Competitive Advantage

The therapeutic importance of kynurenic acid analogues is further increased by the fact, that if the broad-spectrum receptory effects of KYNA are retained, they are capable of widespread anti-excitotoxic activity. KYNA can inhibit N-methyl-D-aspartic (NMDA) acid receptors at the strychnine-insensitive glycine binding sites. And it can also reduce the release of glutamate by inhibiting the presynaptic alfa-7-nicotinic acetylcholine receptors.

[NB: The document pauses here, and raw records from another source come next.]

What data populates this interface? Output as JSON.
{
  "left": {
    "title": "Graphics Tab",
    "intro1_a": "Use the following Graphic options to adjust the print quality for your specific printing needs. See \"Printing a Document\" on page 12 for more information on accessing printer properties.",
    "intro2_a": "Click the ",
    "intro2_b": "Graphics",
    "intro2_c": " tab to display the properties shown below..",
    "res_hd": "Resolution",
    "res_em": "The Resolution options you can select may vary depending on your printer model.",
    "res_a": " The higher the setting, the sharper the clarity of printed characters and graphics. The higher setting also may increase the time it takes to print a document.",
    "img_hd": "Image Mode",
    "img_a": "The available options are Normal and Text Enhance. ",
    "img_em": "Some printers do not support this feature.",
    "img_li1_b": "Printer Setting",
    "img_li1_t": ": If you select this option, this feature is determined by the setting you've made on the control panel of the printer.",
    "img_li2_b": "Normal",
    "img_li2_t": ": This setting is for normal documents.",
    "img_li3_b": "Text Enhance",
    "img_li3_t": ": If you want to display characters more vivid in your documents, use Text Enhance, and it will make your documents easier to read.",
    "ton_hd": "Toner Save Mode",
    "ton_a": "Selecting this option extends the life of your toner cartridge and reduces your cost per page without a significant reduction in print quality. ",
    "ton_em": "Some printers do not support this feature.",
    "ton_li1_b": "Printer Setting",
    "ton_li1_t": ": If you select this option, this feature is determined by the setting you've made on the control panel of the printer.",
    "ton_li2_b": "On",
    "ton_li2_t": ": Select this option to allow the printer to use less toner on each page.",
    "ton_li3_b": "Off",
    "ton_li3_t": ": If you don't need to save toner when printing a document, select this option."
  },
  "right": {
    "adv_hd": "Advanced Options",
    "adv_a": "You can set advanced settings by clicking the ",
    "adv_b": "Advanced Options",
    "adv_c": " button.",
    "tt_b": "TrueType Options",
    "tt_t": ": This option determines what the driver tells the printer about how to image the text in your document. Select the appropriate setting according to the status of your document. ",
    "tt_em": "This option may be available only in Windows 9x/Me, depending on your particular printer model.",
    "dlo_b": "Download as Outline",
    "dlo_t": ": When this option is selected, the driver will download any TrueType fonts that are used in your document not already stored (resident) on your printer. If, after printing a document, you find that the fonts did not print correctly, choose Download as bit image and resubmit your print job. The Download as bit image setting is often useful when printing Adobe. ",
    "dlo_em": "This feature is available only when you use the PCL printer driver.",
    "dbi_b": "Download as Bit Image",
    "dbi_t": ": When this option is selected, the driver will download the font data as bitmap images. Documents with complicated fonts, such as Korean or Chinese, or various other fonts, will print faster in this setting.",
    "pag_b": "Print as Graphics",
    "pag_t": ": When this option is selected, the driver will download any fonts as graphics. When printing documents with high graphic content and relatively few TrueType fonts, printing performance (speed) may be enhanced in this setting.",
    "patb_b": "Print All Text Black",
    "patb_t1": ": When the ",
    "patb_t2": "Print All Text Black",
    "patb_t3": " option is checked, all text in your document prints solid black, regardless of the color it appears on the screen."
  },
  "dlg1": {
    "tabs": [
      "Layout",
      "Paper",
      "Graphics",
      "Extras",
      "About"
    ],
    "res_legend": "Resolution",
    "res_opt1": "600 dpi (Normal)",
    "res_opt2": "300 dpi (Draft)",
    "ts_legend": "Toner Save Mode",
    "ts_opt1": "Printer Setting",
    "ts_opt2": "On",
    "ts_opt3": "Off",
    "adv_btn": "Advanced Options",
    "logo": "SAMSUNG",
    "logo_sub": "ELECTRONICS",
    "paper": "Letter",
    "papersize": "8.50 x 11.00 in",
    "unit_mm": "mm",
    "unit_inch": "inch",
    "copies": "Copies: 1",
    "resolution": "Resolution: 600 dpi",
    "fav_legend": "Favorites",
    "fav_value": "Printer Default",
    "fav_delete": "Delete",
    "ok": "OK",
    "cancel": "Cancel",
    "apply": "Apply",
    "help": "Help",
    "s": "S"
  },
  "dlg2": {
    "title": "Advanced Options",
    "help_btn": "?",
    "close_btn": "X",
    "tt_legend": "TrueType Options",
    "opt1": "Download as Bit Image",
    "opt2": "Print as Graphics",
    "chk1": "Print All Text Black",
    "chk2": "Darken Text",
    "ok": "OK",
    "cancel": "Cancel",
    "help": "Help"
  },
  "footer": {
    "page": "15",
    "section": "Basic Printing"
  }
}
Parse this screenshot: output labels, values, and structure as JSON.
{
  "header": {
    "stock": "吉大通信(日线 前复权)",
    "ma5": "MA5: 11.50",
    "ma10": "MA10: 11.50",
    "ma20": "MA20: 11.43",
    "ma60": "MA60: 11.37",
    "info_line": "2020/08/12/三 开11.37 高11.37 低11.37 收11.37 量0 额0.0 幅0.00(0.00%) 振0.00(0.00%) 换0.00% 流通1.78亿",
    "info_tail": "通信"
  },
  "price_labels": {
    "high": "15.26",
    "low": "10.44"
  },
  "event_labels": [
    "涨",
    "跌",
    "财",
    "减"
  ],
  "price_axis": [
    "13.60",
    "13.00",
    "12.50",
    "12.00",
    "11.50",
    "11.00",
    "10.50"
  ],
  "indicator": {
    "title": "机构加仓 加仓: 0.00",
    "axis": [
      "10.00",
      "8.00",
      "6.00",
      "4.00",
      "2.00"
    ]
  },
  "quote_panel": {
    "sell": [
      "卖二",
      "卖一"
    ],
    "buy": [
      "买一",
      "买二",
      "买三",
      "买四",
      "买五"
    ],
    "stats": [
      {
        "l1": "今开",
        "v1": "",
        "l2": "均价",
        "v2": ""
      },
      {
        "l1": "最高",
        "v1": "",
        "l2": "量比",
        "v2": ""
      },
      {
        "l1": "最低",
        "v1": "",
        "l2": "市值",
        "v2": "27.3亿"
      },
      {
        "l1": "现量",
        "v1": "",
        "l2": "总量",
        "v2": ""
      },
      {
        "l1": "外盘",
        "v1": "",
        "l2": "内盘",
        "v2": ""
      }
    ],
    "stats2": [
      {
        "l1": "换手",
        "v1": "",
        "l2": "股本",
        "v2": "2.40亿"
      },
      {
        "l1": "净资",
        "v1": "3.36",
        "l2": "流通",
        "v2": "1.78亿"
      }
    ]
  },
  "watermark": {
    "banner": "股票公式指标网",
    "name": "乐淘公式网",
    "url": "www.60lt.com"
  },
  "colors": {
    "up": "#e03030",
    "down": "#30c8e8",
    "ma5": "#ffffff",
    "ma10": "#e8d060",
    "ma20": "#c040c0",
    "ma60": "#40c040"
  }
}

Furthermore several KYNA amides showed selective inhibition of the NR2B subunit containing NMDA receptors, and NMDA receptors containing these subunits have special importance in glutamate-induced excitotoxicity. Since glycine and polyamine site agents, NR2B subunit specific antagonists and ion channel blockers with lower affinity may come into consideration as NMDA receptor antagonists, as they exert acceptable side-effects, the KYNA amide analogues have a significantly improved side-effect profile compared to other antiglutamatergic agents. This presents a clear therapeutic advantage for patients.

Additional Information

Stage of development: On the basis of the promising preliminary results, the goal is to develop the preclinical dossier, complete investigations and launch phase 1 clinical trials. The exact mechanism of action is currently being investigated. Plans include further investigations of the compound in all the other models of neurodegenerative diseases.

Our client is looking for partners to complete the preclinical trial and to further develop the technology.